Appeal Court Throws Out Rape Conviction And Says Forensic Evidence Not Enough


Oscar Ingraham outside of court at an earlier appearance.


Tribune Staff Reporter


A MAN was acquitted of rape on appeal after the Court of Appeal found the forensic evidence in his case was not sufficient to have been left to the jury for deliberation.

Oscar Ingraham, 33, appeared before the appellate court for his substantive hearing of his appeals in February and April of this year concerning the separate sexual assaults of two women in 2012.

For the first attack, which took place on February 28, 2012, Ingraham was sentenced to 10 years for burglary, 15 years for each of the two counts of armed robbery and 25 years for rape.

Regarding the second incident, which happened between 11pm on May 29 and 5am on May 30, 2012 during an island wide power-outage, Ingraham was sentenced to 15 years for burglary, 20 years for the single count of armed robbery and 30 years for rape.

The sentences for the two incidents were imposed on the same day - October 7, 2014 - and were ordered to run concurrently.

In February, Justices Dame Anita Allen, Jon Isaacs and Stella Crane-Scott quashed the conviction and ordered a retrial concerning the first case, the February 2012 incident, after it was determined the trial judge misdirected the jury during summation that if they had reasonable doubt that they should convict Ingraham.

Concerning the latter case, the appellate court published a 19-page judgement on Monday explaining why they allowed Ingraham's appeal and arguments against the DNA evidence produced at the second trial.

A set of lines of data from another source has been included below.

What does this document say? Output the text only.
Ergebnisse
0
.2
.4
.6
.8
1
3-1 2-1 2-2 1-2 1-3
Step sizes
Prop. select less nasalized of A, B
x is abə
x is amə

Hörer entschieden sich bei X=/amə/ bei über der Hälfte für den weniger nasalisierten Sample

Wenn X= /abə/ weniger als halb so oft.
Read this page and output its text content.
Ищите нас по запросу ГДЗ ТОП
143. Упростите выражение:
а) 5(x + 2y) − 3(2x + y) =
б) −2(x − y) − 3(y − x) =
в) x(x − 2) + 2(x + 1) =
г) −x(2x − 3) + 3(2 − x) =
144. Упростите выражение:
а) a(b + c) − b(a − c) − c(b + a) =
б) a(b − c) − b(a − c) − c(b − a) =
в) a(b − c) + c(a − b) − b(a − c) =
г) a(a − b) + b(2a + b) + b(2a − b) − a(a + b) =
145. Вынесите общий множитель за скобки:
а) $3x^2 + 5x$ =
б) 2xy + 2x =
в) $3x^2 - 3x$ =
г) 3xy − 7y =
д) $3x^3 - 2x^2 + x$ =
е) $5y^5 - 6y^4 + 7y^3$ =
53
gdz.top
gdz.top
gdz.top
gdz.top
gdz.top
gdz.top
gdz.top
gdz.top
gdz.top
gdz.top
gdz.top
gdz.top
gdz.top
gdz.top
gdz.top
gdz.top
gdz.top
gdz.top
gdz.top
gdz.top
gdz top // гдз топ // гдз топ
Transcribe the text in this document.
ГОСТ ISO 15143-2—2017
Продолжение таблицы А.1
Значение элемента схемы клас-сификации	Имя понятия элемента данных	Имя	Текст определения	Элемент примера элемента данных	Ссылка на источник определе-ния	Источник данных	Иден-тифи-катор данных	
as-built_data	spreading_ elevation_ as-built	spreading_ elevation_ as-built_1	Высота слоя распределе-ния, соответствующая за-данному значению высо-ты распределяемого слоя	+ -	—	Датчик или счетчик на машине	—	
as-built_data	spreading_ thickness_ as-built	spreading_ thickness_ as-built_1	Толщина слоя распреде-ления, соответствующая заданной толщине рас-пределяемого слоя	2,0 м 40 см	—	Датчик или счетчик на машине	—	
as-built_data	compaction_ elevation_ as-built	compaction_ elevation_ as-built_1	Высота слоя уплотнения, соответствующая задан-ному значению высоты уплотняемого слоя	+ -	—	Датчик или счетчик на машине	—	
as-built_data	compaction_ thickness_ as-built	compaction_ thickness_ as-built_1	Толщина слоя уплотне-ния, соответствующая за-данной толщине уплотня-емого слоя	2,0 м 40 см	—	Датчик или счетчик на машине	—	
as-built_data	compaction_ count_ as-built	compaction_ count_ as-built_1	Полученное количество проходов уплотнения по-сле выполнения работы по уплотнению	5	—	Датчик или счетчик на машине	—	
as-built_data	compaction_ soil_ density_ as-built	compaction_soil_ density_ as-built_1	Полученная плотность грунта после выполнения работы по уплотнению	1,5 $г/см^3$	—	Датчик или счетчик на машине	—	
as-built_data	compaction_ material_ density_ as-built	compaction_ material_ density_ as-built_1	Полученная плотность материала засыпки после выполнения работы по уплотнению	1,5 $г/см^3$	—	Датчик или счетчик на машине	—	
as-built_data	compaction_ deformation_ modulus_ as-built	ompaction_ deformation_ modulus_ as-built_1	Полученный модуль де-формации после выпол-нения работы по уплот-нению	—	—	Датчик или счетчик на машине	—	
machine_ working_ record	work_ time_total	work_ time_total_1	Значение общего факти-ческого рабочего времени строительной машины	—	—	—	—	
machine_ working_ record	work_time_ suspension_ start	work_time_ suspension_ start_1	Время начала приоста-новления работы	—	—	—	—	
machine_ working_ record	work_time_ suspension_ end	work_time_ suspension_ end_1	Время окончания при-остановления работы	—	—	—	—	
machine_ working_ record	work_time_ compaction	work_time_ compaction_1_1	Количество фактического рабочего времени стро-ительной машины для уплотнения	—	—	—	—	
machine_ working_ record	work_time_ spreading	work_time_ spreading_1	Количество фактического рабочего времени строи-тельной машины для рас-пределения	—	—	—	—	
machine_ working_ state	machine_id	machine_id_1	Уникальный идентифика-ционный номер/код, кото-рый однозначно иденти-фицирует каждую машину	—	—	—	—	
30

"Y-STR analysis looks specifically at the Y-chromosome, present in only males, to examine the genetic variants or tandem repeats thereon," the judgment of the justices noted.

"In the present case, the analysis revealed that the appellant could not be excluded as a contributor, and further, that all males paternally related to him, could not be excluded either.

"With respect to the statistical evaluation of a random match probability of the haplotype -- ie the DNA profile of the Y chromosome -- occurring, the DNA analyst indicated that a match had not occurred in the database she searched of 1,932 African-American haplotypes.

"She gave no further evaluation concerning the significance of her findings. As such, the DNA evidence was adduced with no indication of how statistically robust or strong it was; therefore, the fundamental question left unanswered by the evidence was, what is the probability that an innocent suspect will match the crime scene haplotype?"

The judgment continued: "In the premises, the jury would not have known what to make of the fact that the tandem repeat patterns on the appellant's blood sample match those on the Y chromosome taken from the complainant's underwear. In the circumstances, 'the jury doesn't know whether the patterns of the DNA profile are as common as pictures with two eyes, or as unique as the Mona Lisa.'

"With no other evidence, whether of motive or opportunity on the part of the appellant to commit these offences, or any evidence which would give the DNA its significance, the DNA evidence in this case ought not to have been left for the consideration of the jury and the verdict is unsafe."

The presiding appellate panel found it was not in the interests of justice to order a new trial concerning the May 2012 incident and ordered a verdict of acquittal be entered for Ingraham.

Ingraham appeared on his own behalf in the appellate proceedings while Darrell Taylor appeared for the Crown.

The full judgment is available on the Court of Appeal's website.